B) FINAL TASK OUTPUT:
An MP4 video file (1920x1080) featuring a speaking AI avatar with synchronized lip movements and natural head movements, duration matching the input audio file length, with clear audio quality at 48kHz.

C) SUBAGENT INPUT:
- PNG file URL of the AI-generated avatar image
- MP3 file URL of the voice-over audio
- Text transcription with timing data (for lip-sync alignment)

D) SUBAGENT TASK SUMMARY:
Input > #198 Get Transcription Of MP3 (With Timings) > #168 Generate Talking Head Video From MP3 & transcription > #199 Add Images & Videos On Top Of Existing MP4 > Final MP4 Output

The flow works like this:
1. First, get precise timing data from the audio using #198
2. Use #168 to generate the base talking head video
3. Use #199 to enhance the video with any additional overlay elements

F) SILOS:
SILO 1: AUDIO PREPARATION
- Input: MP3 voice-over file
- Skill: #198 (Get Transcription Of MP3 With Timings)
- Output: Precise transcription with timing data

SILO 2: BASE VIDEO GENERATION
- Input: MP3 + transcription
- Skill: #168 (Generate Talking Head Video)
- Output: Base MP4 with synchronized lip movements

SILO 3: VIDEO ENHANCEMENT
- Input: Base MP4 + avatar PNG
- Skill: #199 (Add Images & Videos On Top Of Existing MP4)
- Output: Final enhanced MP4 video

Note: This workflow assumes skill #168 has built-in lip-sync capabilities.
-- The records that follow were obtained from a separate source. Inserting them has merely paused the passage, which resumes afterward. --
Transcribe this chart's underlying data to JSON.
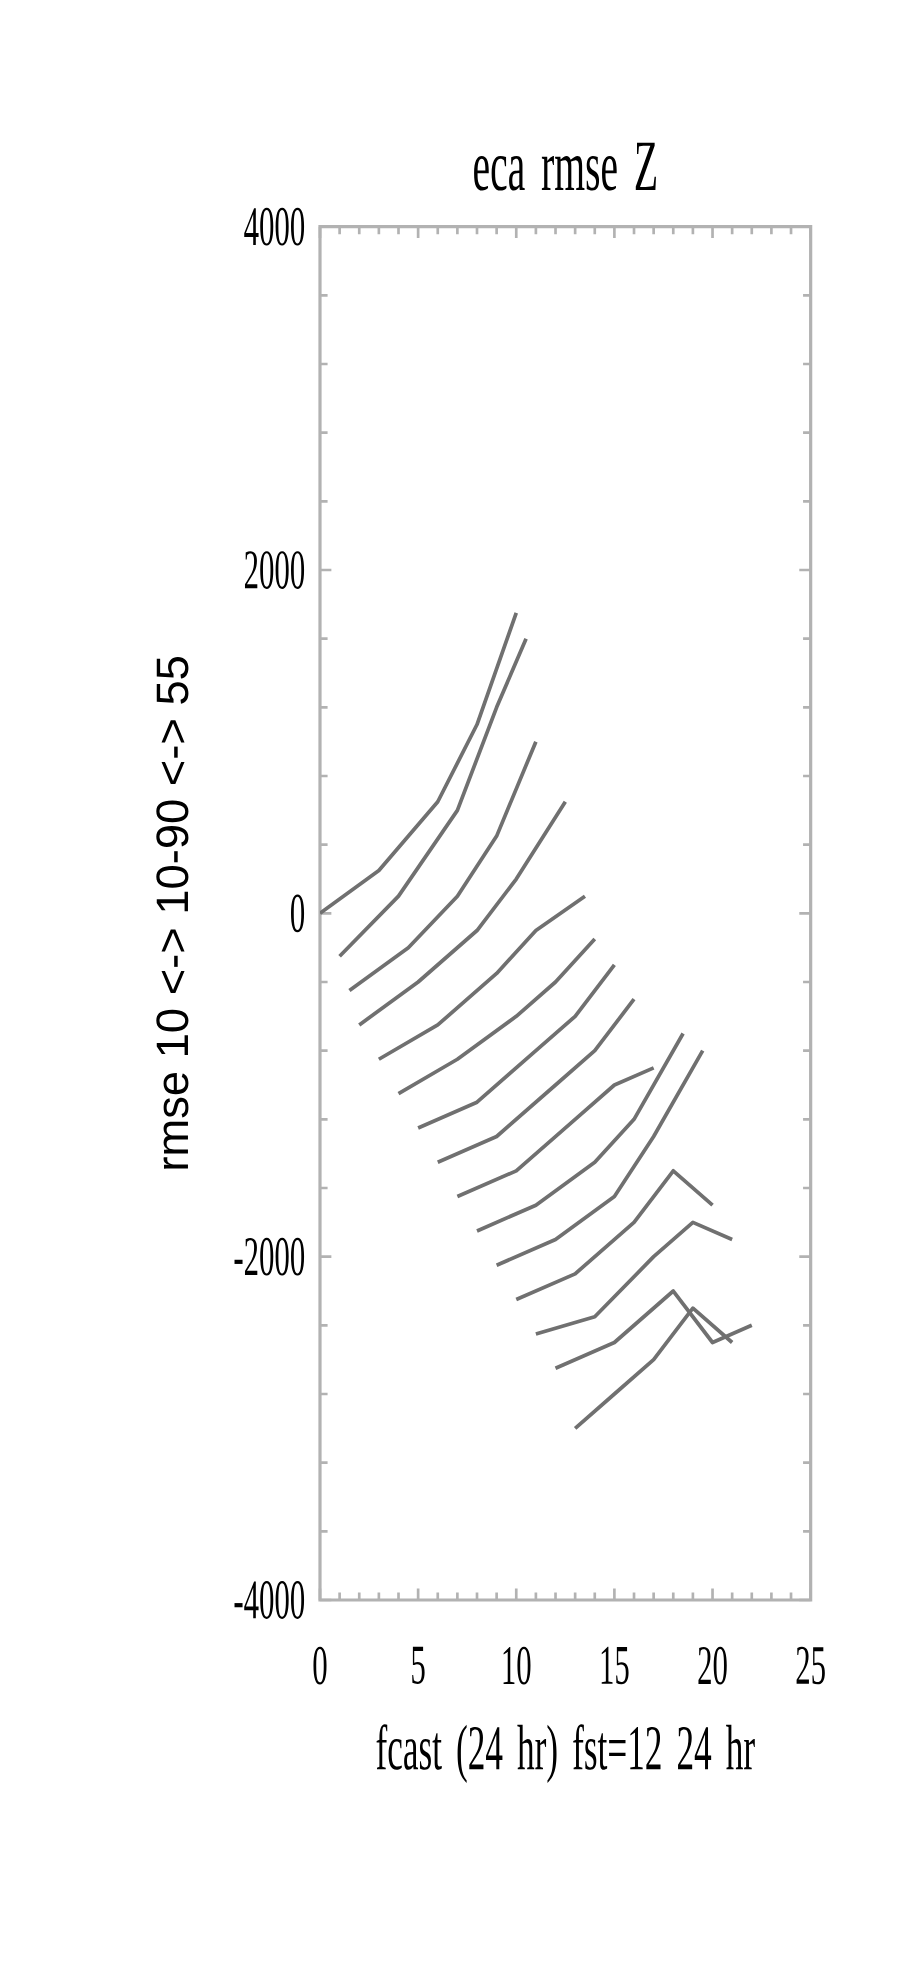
{
  "chart_data": {
    "type": "line",
    "title": "eca rmse Z",
    "xlabel": "fcast (24 hr) fst=12 24 hr",
    "ylabel": "rmse 10 <-> 10-90 <-> 55",
    "xlim": [
      0,
      25
    ],
    "xticks": [
      0,
      5,
      10,
      15,
      20,
      25
    ],
    "ylim": [
      -4000,
      4000
    ],
    "yticks": [
      -4000,
      -2000,
      0,
      2000,
      4000
    ],
    "grid": false,
    "marker": "none",
    "line_style": "solid",
    "series": [
      {
        "color": "#707070",
        "x": [
          0,
          3,
          6,
          8,
          10
        ],
        "values": [
          0,
          250,
          650,
          1100,
          1750
        ]
      },
      {
        "color": "#707070",
        "x": [
          1,
          4,
          7,
          9,
          10.5
        ],
        "values": [
          -250,
          100,
          600,
          1200,
          1600
        ]
      },
      {
        "color": "#707070",
        "x": [
          1.5,
          4.5,
          7,
          9,
          11
        ],
        "values": [
          -450,
          -200,
          100,
          450,
          1000
        ]
      },
      {
        "color": "#707070",
        "x": [
          2,
          5,
          8,
          10,
          12.5
        ],
        "values": [
          -650,
          -400,
          -100,
          200,
          650
        ]
      },
      {
        "color": "#707070",
        "x": [
          3,
          6,
          9,
          11,
          13.5
        ],
        "values": [
          -850,
          -650,
          -350,
          -100,
          100
        ]
      },
      {
        "color": "#707070",
        "x": [
          4,
          7,
          10,
          12,
          14
        ],
        "values": [
          -1050,
          -850,
          -600,
          -400,
          -150
        ]
      },
      {
        "color": "#707070",
        "x": [
          5,
          8,
          11,
          13,
          15
        ],
        "values": [
          -1250,
          -1100,
          -800,
          -600,
          -300
        ]
      },
      {
        "color": "#707070",
        "x": [
          6,
          9,
          12,
          14,
          16
        ],
        "values": [
          -1450,
          -1300,
          -1000,
          -800,
          -500
        ]
      },
      {
        "color": "#707070",
        "x": [
          7,
          10,
          13,
          15,
          17
        ],
        "values": [
          -1650,
          -1500,
          -1200,
          -1000,
          -900
        ]
      },
      {
        "color": "#707070",
        "x": [
          8,
          11,
          14,
          16,
          18.5
        ],
        "values": [
          -1850,
          -1700,
          -1450,
          -1200,
          -700
        ]
      },
      {
        "color": "#707070",
        "x": [
          9,
          12,
          15,
          17,
          19.5
        ],
        "values": [
          -2050,
          -1900,
          -1650,
          -1300,
          -800
        ]
      },
      {
        "color": "#707070",
        "x": [
          10,
          13,
          16,
          18,
          20
        ],
        "values": [
          -2250,
          -2100,
          -1800,
          -1500,
          -1700
        ]
      },
      {
        "color": "#707070",
        "x": [
          11,
          14,
          17,
          19,
          21
        ],
        "values": [
          -2450,
          -2350,
          -2000,
          -1800,
          -1900
        ]
      },
      {
        "color": "#707070",
        "x": [
          12,
          15,
          18,
          20,
          22
        ],
        "values": [
          -2650,
          -2500,
          -2200,
          -2500,
          -2400
        ]
      },
      {
        "color": "#707070",
        "x": [
          13,
          15,
          17,
          19,
          21
        ],
        "values": [
          -3000,
          -2800,
          -2600,
          -2300,
          -2500
        ]
      }
    ]
  }
}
If it doesn't, we would need an additional specialized lip-sync processing step before video generation, but this isn't currently available in the skill list.

The main advantage of this approach is that it uses proven skills (#168, #198, #199) rather than requiring new unproven ones, while still achieving the core objective of creating a synchronized talking head video.